What's significant in terms of global warming, he said, is the fact that the snowpack has declined over three quarters of the western United States, an area that includes Montana, Wyoming and New Mexico. Scripps researchers, in coordination with Lawrence Livermore National Laboratory scientists, have concluded that 60 percent of that downward trend is due to greenhouse gases.
"There is a popular conception that the snowpack has declined everywhere, but that is not what the science says," Dettinger said. "What we're saying broadly is that across western North America there have been declines in spring snowpack."
Luckily, there is. In its 2010 State of the Climate report, NOAA says:
Annual snow cover extent (SCE) over Northern Hemisphere land averaged 24.6 million km2 in 2010. This is 0.4 million km2 less than the 41-year average and ranks 2010 as having the 13th least extensive cover on record. This evaluation considers snow over the continents, including the Greenland ice sheet. The SCE in 2010 ranged from 48.4 million km2 in February to 2.4 million km2 in August. Monthly SCE is calculated at the Rutgers Global Snow Lab from daily SCE maps produced by meteorologists at the National Ice Center (a U.S. joint NOAA, Navy, and Coast Guard facility), who rely primarily on visible satellite imagery to construct the maps.Locally, it's called "weather." Globally, it's called "climate." Trying to pass off local data as global data is a scam, a con and a ruse. Over the Northern Hemisphere, snow cover is down. That's not changed by the local data of the Sierra Mountains. That the braintrust's scam - they're hoping you don't see the difference.

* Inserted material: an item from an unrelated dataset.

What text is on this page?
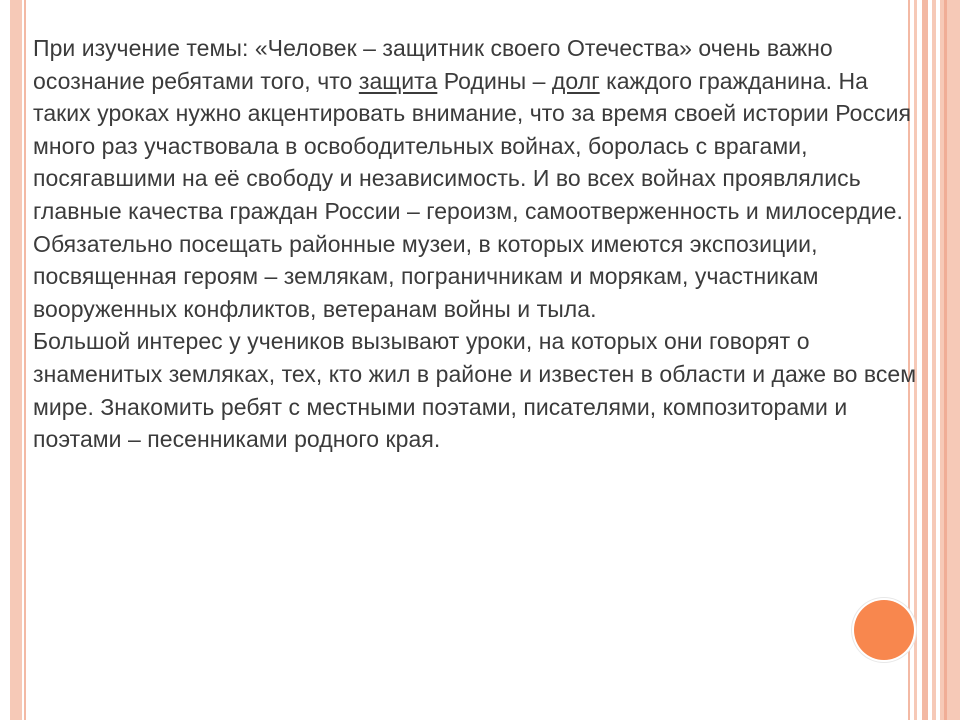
При изучение темы: «Человек – защитник своего Отечества» очень важно осознание ребятами того, что защита Родины – долг каждого гражданина. На таких уроках нужно акцентировать внимание, что за время своей истории Россия много раз участвовала в освободительных войнах, боролась с врагами, посягавшими на её свободу и независимость. И во всех войнах проявлялись главные качества граждан России – героизм, самоотверженность и милосердие. Обязательно посещать районные музеи, в которых имеются экспозиции, посвященная героям – землякам, пограничникам и морякам, участникам вооруженных конфликтов, ветеранам войны и тыла.

Большой интерес у учеников вызывают уроки, на которых они говорят о знаменитых земляках, тех, кто жил в районе и известен в области и даже во всем мире. Знакомить ребят с местными поэтами, писателями, композиторами и поэтами – песенниками родного края.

And John Christy? He wrote the first chapter in the book "Global Warming and Other Eco Myths: How the Environmental Movement Uses False Science to Scare Us to Dea" published by the Scaife supported Competitive Enterprise Institute.
Funny the connections you find.
2 comments:
As you say, we don't want to conflate weather and climate, but climate change does suggest the melting of polar ice puts more moisture into the air. Again, wary of mistaking weather for climate, certainly the snowpocalypse of last year seemed to indicated temperatures cold enough for snow but also mostly a lot of moisture in the air (enough for what, 16 or more inches of snow). And even this year, with a mild winter, we have had a lot of rain.
So at least we say the weather does not contradict climate change and appears to support it.
The problem is that some will use the ambiguous evidence of global warming as an excuse not to protect our environment. We can deny global warming.
I'm waiting to hear some anti-environmental politician claim that auto emissions and the smoke stack emissions are not hurting our environment.
Conservatives ignore environmental concerns. They consistently attack the EPA. They wouldn't even allow enough time in the latest Keystone pipeline bill to properly vet for environmental impact. The truth is a leak in that pipeline in certain areas could contaminate the bread basket of America.
Every environmental problem could affect the health and lives of our children and grandchildren. That, all by itself, is an excellent reason to advocate a cleaner environment.